Vivian leans closer, her floral pheromones so much like mine, but bitter with hate. “I did my best to put us back on top.”
“Your best?” The laugh that bursts from me sounds nothing like my own. “Your best was leaving me with neighbors for days or alone with nothing to eat? Your best was forgetting to pay the electric bill because you were on a winning streak at the casino? ”
Her lips press into a thin line, pink lipstick creasing at the corners. “I came back, didn’t I? I always came back.”
The simple truth of this statement hits harder than her anger.
She did always come back, disheveled, often drunk, sometimes with gifts bought with winnings, sometimes with nothing but excuses.
But she returned when others might have disappeared.
Because I still held value in what she could get from me. But not out of love. Never out of love.
I turn my head away. “If all you did was come here to convince me to join your scheme, you should leave. I want nothing to do with whatever hate-filled vendetta you have against my real father. I refuse to be your pawn.”
“You owe me,” she snarls. “With the Santaro pack cutting me off, I’m going to need a bigger allowance from you.”

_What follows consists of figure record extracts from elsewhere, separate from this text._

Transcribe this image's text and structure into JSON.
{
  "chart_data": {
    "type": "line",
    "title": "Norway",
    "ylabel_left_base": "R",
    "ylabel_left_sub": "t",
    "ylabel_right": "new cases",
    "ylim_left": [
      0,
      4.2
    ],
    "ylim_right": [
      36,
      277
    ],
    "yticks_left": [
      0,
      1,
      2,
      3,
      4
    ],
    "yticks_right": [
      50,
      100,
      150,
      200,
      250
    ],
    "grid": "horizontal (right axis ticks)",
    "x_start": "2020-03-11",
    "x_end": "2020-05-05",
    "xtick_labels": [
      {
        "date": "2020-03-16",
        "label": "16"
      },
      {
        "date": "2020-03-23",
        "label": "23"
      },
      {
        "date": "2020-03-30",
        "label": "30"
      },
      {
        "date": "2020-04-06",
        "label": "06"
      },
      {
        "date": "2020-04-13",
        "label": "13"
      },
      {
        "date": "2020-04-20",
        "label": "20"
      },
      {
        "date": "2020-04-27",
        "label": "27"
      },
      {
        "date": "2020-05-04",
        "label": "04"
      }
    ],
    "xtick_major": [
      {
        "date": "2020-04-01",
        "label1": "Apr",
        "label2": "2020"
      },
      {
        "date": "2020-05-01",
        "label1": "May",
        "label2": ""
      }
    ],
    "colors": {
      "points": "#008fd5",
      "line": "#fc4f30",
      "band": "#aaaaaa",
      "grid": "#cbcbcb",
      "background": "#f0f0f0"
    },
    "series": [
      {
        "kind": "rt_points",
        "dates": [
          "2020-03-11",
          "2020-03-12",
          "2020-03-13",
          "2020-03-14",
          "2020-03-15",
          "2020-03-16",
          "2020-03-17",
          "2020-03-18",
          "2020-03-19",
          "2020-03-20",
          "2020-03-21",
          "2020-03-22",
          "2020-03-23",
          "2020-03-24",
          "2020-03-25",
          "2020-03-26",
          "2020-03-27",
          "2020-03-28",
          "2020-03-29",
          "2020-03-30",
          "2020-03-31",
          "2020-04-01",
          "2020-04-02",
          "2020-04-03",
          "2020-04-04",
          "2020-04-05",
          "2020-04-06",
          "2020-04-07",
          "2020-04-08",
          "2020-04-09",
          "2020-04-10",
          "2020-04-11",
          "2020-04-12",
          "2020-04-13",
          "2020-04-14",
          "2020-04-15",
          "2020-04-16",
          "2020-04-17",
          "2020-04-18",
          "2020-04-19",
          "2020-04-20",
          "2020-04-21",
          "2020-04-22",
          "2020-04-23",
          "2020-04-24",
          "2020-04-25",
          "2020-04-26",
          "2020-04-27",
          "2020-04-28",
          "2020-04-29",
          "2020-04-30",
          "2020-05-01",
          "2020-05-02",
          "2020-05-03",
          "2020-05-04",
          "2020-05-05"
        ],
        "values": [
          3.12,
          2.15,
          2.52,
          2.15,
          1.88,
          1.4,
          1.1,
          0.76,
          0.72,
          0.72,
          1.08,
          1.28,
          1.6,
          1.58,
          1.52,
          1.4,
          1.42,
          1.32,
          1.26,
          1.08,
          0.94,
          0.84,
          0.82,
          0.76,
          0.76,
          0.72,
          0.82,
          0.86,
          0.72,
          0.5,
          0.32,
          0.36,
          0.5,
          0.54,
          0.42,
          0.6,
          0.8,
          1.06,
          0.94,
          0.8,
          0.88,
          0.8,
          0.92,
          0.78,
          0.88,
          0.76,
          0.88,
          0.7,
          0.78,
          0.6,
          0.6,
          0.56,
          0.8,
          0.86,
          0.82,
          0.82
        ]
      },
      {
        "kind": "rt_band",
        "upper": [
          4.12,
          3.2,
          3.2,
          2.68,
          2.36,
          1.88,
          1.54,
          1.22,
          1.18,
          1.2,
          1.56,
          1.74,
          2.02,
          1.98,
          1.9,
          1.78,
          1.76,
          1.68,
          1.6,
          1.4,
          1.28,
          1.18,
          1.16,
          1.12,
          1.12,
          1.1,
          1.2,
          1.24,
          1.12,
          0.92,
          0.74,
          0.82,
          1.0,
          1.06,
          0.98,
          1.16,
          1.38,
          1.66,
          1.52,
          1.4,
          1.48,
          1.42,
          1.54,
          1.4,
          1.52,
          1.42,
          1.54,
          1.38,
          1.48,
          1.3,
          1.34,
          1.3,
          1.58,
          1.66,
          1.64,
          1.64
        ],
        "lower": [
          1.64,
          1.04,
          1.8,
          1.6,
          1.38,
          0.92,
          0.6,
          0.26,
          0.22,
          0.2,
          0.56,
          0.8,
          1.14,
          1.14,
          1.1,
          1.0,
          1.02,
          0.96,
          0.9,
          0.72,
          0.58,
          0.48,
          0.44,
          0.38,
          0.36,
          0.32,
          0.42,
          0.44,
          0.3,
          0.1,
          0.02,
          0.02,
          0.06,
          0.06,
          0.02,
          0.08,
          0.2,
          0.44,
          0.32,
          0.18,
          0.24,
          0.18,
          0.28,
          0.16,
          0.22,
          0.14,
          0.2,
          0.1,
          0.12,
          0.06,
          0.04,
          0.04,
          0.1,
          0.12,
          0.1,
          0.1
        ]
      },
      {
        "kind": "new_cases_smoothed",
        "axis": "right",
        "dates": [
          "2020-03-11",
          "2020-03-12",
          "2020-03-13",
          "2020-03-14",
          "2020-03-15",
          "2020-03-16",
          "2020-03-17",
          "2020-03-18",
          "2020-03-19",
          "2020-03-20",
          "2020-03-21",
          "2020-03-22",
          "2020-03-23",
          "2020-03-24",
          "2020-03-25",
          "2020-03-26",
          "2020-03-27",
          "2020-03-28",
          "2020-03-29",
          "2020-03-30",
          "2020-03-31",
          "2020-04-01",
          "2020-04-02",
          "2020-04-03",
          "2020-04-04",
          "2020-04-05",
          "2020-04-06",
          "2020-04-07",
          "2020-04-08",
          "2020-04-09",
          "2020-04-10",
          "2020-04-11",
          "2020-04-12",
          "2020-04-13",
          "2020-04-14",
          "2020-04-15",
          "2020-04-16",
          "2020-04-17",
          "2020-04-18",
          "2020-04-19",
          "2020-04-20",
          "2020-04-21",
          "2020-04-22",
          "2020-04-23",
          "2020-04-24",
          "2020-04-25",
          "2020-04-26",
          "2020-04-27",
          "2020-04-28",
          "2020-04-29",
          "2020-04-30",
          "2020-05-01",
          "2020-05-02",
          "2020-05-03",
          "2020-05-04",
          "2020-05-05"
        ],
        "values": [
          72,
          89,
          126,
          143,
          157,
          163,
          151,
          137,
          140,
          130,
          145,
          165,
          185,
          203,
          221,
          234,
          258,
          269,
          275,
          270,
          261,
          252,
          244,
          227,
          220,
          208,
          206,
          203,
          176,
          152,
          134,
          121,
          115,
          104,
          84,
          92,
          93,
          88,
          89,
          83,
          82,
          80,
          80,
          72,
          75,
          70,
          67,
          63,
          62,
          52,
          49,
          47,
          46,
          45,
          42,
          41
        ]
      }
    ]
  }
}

“No.” Disappointment burns in me for everything she should have been. “I’m done giving you anything.”
“Chloe Richardson?” A nurse calls from the doorway. When I stand, she turns to me. “You’re here with Dominic Sterling?”
“Yes.” I pause to give my mother a final warning, “If you’re still here when we come out, I’ll call the police and report you for breaking the restraining order. You won’t need money in prison.”
Striding toward the nurse, I refuse to look back. I’m done with my mother. I refuse to allow her to have power over me again.